Preparation Timeline

  • 60 days before trial: Request authenticated records and MERIT report from LienScripts
  • 45 days before: Confirm custodian declaration availability; discuss pharmacist testimony
  • 30 days before: Create demonstrative exhibits (timeline, category summary)
  • 21 days before: File pre-trial brief supporting pharmacy cost admissibility
  • 14 days before: Respond to any defense motions in limine targeting pharmacy evidence
  • 7 days before: Finalize exhibit formatting and numbering

Frequently Asked Questions

Contact LienScripts to discuss trial exhibit preparation and pharmacist testimony for your case.

Related Resources

Frequently Asked Questions

Can the MERIT report be admitted as a trial exhibit?

Yes, through multiple evidentiary pathways.

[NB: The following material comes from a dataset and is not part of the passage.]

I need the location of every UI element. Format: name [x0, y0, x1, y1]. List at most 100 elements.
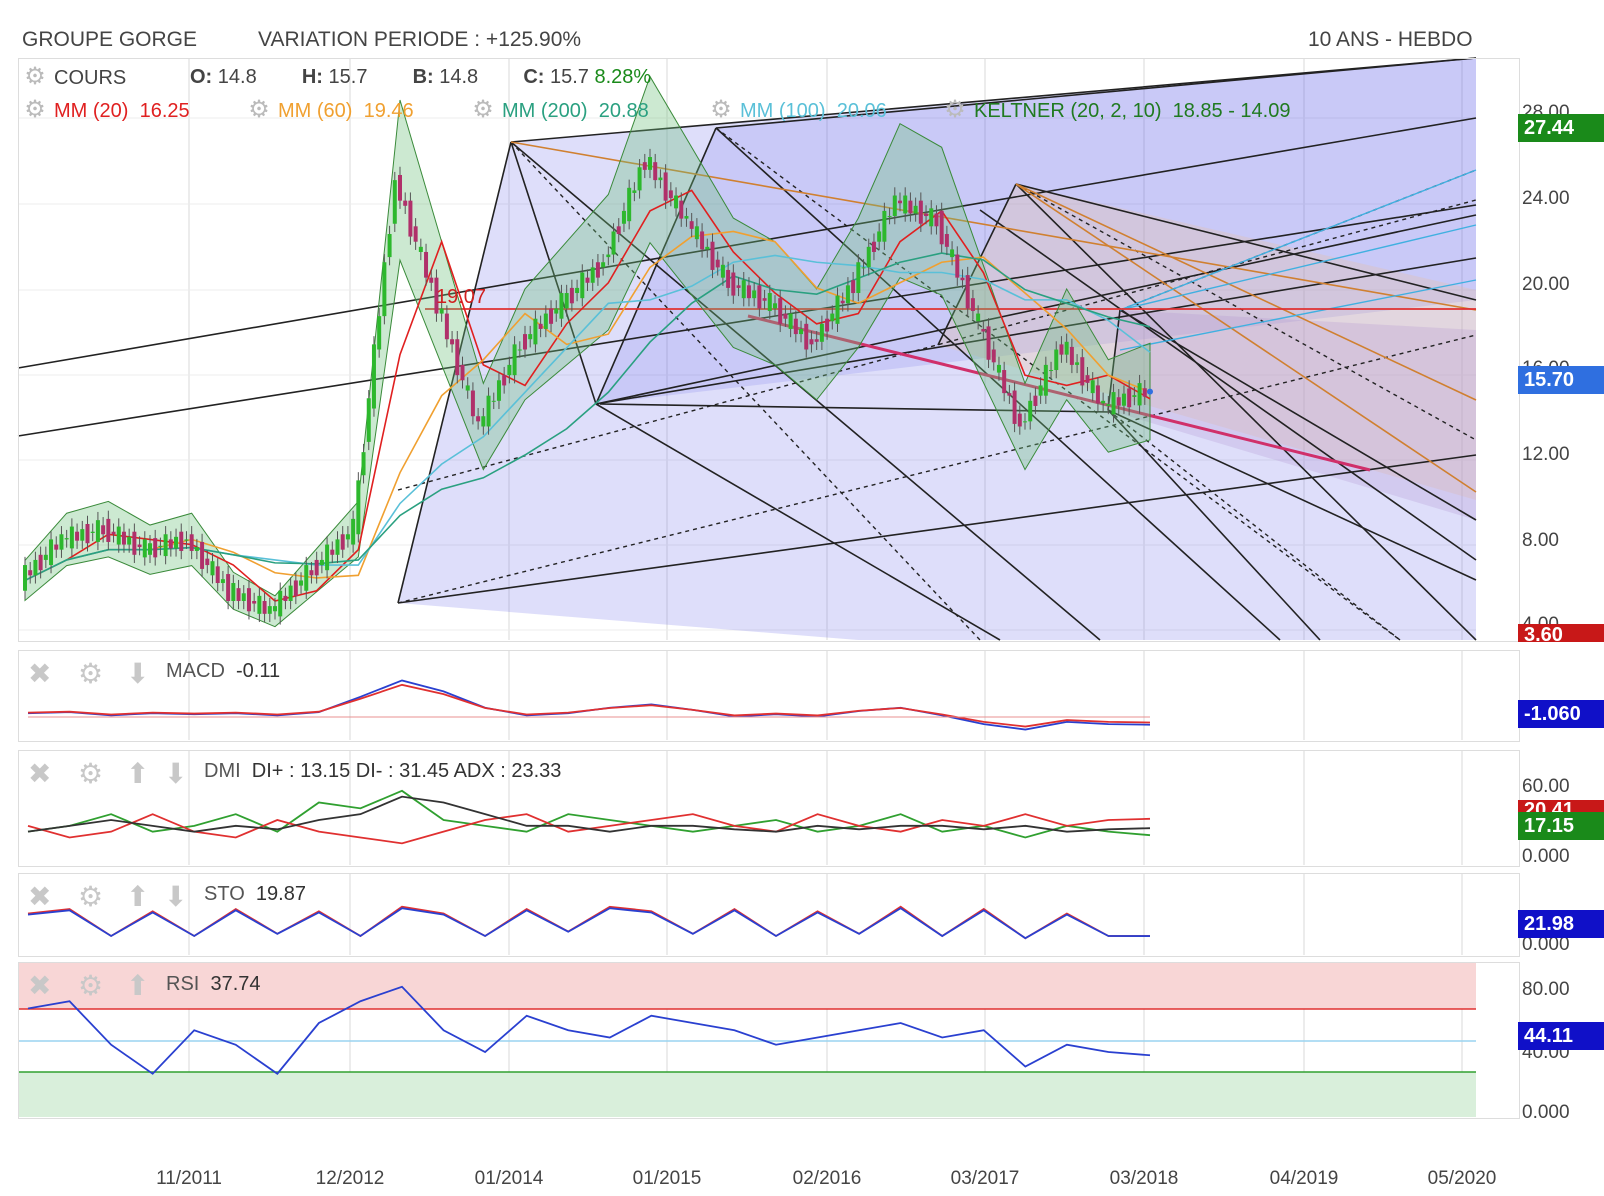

The MERIT (Medication Evaluation & Rationale for Injury Treatment) report can be offered as a business record with custodian foundation, as the basis for expert pharmacist testimony, or reformatted into demonstrative exhibits that illustrate clinical narratives for the jury.

How do I authenticate pharmacy dispensing records for trial?

Request a custodian of records declaration from LienScripts. This declaration establishes that the dispensing records were made at or near the time of dispensing, by a person with knowledge, in the regular course of pharmacy business — satisfying the business records hearsay exception.

When should I start preparing pharmacy exhibits for trial?

Begin at least 60 days before trial. Request authenticated records and the MERIT report from LienScripts, create demonstrative exhibits, file a pre-trial brief supporting admissibility, and respond to defense motions in limine — each step requires adequate lead time.